Music Review: Muslimgauze

Bryn Jones was an extremely prolific electronic musician, strongly influenced by Middle Eastern music and politics. Although he was neither Arabic nor Muslim, he was a staunch supporter of Hamas and the PLO. Born in Manchester, England, he never visited the Middle East because he believed it was wrong to visit an occupied land.

He first began making music in 1982 under the alias E.g Oblique Graph. In 1983, he changed his name to Muslimgauze. The name was a play on the word "muslin," a type of gauze, and his own intense interest in the Middle East.

Strongly against the use of computers and samplers in music, Jones always recorded his music with old analog equipment. He would record himself playing various Middle Eastern instruments and record voices of Middle Eastern people from old tapes. Jones's music was heavily percussive; a review of a rare live performance notes that Jones used a "backing DAT tape with pretty harsh, rhythmic textures, his sort of patented spiraling hypnotic beat, to which he played on two or three different drums with great skill." He actually never looped his music; it was all recorded live, and edited/mixed afterwards. The end result was often fuzz-toned and loud, with sudden changes in volume.

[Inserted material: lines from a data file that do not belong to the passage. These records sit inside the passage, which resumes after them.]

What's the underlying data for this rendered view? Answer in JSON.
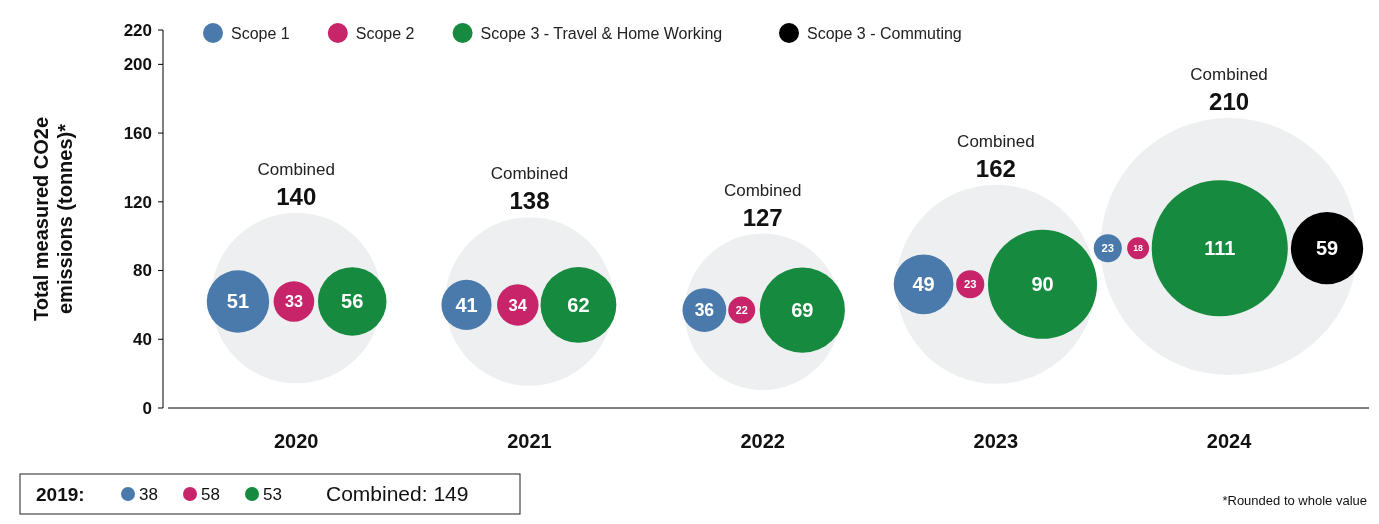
{
  "chart_data": {
    "type": "bubble",
    "ylabel": "Total measured CO2e emissions (tonnes)*",
    "ylim": [
      0,
      220
    ],
    "yticks": [
      0,
      40,
      80,
      120,
      160,
      200,
      220
    ],
    "xlim": [
      2019.45,
      2024.6
    ],
    "xticks": [
      2020,
      2021,
      2022,
      2023,
      2024
    ],
    "legend": "top",
    "series": [
      {
        "name": "Combined",
        "color": "#eeeff1",
        "x": [
          2020,
          2021,
          2022,
          2023,
          2024
        ],
        "values": [
          64,
          62,
          56,
          72,
          94
        ],
        "sizes": [
          0.44,
          0.43,
          0.37,
          0.6,
          1
        ]
      },
      {
        "name": "Scope 1",
        "color": "#4a7aab",
        "x": [
          2019.75,
          2020.73,
          2021.75,
          2022.69,
          2023.48
        ],
        "values": [
          62,
          60,
          57,
          72,
          93
        ],
        "sizes": [
          0.059,
          0.038,
          0.029,
          0.054,
          0.012
        ]
      },
      {
        "name": "Scope 2",
        "color": "#c8246a",
        "x": [
          2019.99,
          2020.95,
          2021.91,
          2022.89,
          2023.61
        ],
        "values": [
          62,
          60,
          57,
          72,
          93
        ],
        "sizes": [
          0.025,
          0.026,
          0.011,
          0.012,
          0.0073
        ]
      },
      {
        "name": "Scope 3 - Travel & Home Working",
        "color": "#168a3e",
        "x": [
          2020.24,
          2021.21,
          2022.17,
          2023.2,
          2023.96
        ],
        "values": [
          62,
          60,
          57,
          72,
          93
        ],
        "sizes": [
          0.071,
          0.087,
          0.11,
          0.18,
          0.28
        ]
      },
      {
        "name": "Scope 3 - Commuting",
        "color": "#000000",
        "x": [
          2024.42
        ],
        "values": [
          93
        ],
        "sizes": [
          0.079
        ]
      }
    ],
    "annotations": [
      "140",
      "138",
      "127",
      "162",
      "210",
      {
        "text": "51",
        "x": 2019.75,
        "y": 62
      },
      {
        "text": "33",
        "x": 2019.99,
        "y": 62
      },
      {
        "text": "56",
        "x": 2020.24,
        "y": 62
      },
      {
        "text": "41",
        "x": 2020.73,
        "y": 60
      },
      {
        "text": "34",
        "x": 2020.95,
        "y": 60
      },
      {
        "text": "62",
        "x": 2021.21,
        "y": 60
      },
      {
        "text": "36",
        "x": 2021.75,
        "y": 57
      },
      {
        "text": "22",
        "x": 2021.91,
        "y": 57
      },
      {
        "text": "69",
        "x": 2022.17,
        "y": 57
      },
      {
        "text": "49",
        "x": 2022.69,
        "y": 72
      },
      {
        "text": "23",
        "x": 2022.89,
        "y": 72
      },
      {
        "text": "90",
        "x": 2023.2,
        "y": 72
      },
      {
        "text": "23",
        "x": 2023.48,
        "y": 93
      },
      {
        "text": "18",
        "x": 2023.61,
        "y": 93
      },
      {
        "text": "111",
        "x": 2023.96,
        "y": 93
      },
      {
        "text": "59",
        "x": 2024.42,
        "y": 93
      },
      "2019:",
      "38",
      "58",
      "53",
      "Combined: 149",
      "*Rounded to whole value"
    ]
  }
}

Every Muslimgauze piece of music was inspired by a political fact or event. "The political facts of Palestine, Afghanistan and Iran influence the music of Muslimgauze" declares the back cover of one album. Album and song titles (e.g., "Hebron Massacre," "The Rape of Palestine" and "Vote Hezbollah") were intentionally provocative and confrontational.

Jones was never concerned with how many copies of his records were sold, or even how much listeners enjoyed his music, but rather how original his music was. Jones disliked live shows but was rarely asked to do them anyway, which is why Muslimgauze performances were so rare.

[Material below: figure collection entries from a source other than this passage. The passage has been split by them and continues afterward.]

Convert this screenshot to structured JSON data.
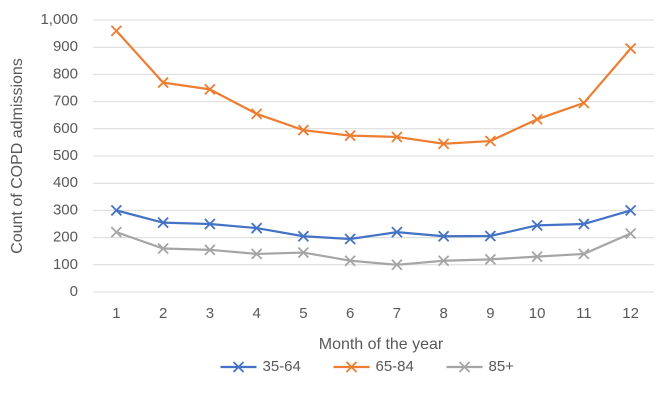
{
  "chart_data": {
    "type": "line",
    "x_label": "Month of the year",
    "y_label": "Count of COPD admissions",
    "x": [
      1,
      2,
      3,
      4,
      5,
      6,
      7,
      8,
      9,
      10,
      11,
      12
    ],
    "xlim": [
      0.5,
      12.5
    ],
    "xticks": [
      1,
      2,
      3,
      4,
      5,
      6,
      7,
      8,
      9,
      10,
      11,
      12
    ],
    "ylim": [
      0,
      1000
    ],
    "yticks": [
      0,
      100,
      200,
      300,
      400,
      500,
      600,
      700,
      800,
      900,
      {
        "value": 1000,
        "label": "1,000"
      }
    ],
    "grid": true,
    "legend": "bottom",
    "series": [
      {
        "name": "35-64",
        "color": "#4472c4",
        "values": [
          300,
          255,
          250,
          235,
          205,
          195,
          220,
          205,
          206,
          245,
          250,
          300
        ]
      },
      {
        "name": "65-84",
        "color": "#ed7d31",
        "values": [
          960,
          770,
          745,
          655,
          595,
          575,
          570,
          545,
          555,
          635,
          695,
          895
        ]
      },
      {
        "name": "85+",
        "color": "#a5a5a5",
        "values": [
          220,
          160,
          155,
          140,
          145,
          115,
          100,
          115,
          120,
          130,
          140,
          215
        ]
      }
    ]
  }
}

He always stated that he never had time to listen to other people's music, although in a 1992 interview with Impulse Magazine, he mentioned that he enjoys traditional music of Japan, the Middle East and India, as well as the works of artists such as Can, Throbbing Gristle, Wire and Faust. However, despite a few collaborations, Jones didn't trust anyone when it came to remixing his music. Instead, he would usually take pieces of music that were sent to him and remix them to his own liking.

The Muslimgauze discography is extremely vast. In 1995, he had six releases; in 1996, fifteen; in 1997, nine; in 1998, sixteen. Altogether, he released over 90 original albums on 32 different record labels, creating nearly 2,000 original songs. Most of his albums were released in limited editions of only 200-1,000 copies.

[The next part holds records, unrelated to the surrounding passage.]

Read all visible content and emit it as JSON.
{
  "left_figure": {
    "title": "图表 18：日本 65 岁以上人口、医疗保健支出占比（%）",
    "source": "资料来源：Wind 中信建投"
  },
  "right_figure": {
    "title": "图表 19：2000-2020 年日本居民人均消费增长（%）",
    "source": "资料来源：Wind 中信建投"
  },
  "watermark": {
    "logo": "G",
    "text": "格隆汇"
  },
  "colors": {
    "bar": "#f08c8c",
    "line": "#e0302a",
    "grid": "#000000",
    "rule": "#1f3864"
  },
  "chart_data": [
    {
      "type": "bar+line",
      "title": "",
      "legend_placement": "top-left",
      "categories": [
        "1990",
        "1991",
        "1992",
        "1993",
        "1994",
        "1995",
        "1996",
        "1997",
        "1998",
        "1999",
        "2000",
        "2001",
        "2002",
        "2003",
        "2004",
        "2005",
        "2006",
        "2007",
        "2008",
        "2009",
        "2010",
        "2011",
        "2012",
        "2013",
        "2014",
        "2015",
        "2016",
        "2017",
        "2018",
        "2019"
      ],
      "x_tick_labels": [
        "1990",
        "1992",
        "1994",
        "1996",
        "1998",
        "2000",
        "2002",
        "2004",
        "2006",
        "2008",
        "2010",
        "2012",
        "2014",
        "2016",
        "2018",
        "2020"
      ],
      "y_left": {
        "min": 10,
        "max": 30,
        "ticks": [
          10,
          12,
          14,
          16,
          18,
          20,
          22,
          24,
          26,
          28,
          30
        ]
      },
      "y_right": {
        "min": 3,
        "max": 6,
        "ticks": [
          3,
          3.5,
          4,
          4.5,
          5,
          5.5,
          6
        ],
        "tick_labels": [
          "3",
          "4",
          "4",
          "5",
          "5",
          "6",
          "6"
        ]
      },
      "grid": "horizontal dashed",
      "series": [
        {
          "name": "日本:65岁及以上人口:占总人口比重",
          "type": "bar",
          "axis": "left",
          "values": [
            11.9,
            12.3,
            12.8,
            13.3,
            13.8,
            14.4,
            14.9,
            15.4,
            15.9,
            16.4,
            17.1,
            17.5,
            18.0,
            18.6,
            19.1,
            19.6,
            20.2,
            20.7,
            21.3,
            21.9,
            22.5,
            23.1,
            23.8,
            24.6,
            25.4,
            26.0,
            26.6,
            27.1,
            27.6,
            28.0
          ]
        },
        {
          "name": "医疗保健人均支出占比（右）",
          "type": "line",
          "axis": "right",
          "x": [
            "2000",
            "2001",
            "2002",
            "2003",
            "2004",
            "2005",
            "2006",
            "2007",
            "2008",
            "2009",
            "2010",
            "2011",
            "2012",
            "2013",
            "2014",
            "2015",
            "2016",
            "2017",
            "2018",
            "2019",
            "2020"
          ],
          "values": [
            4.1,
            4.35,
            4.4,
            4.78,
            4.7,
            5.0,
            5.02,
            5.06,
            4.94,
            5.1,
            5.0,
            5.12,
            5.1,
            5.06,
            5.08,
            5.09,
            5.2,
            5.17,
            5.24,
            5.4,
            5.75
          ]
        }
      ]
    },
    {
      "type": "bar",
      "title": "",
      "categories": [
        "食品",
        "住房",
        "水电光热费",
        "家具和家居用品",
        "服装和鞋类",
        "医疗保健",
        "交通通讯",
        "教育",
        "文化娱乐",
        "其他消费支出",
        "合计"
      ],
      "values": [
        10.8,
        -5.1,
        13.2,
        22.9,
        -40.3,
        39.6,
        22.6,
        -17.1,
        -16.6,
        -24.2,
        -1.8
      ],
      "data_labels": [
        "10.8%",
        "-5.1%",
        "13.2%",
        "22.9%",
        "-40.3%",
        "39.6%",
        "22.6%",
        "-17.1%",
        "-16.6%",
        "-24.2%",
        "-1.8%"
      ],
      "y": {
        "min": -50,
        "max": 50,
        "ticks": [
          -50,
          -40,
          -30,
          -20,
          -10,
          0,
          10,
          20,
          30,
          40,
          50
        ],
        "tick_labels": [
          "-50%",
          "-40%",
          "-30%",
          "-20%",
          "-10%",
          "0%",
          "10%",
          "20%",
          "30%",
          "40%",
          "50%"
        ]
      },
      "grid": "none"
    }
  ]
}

I spent much of today listening to his 9-CD release "Box of Silk and Dogs." William S. Burroughs once wrote that Arabic music seemed to work on what he called "hashish time," evolving without discernable beginnings and weaving and drifting endlessly through the air. My first reaction to hearing this music was wanting to check that the CD wasn't damaged - was it really supposed to sound like that? Perhaps a speaker wire is loose? The sound is fuzzy and static-laden, a lo-fi soundscape with sudden drops and rebounds in volume.

On December 30, 1998, Bryn was rushed to a hospital in Manchester. He had a rare fungal infection in his bloodstream, and had to be heavily sedated. His body eventually shut down, and he passed away on January 14, 1999.

I wonder how his music, with its provocative and confrontational song titles, would be received if he had lived to see the post-911 world, or his own England after the London bombings. If he weren't outright censored, his militantly noncommercial music would likely never find an outlet nor be heard in today's corporate climate.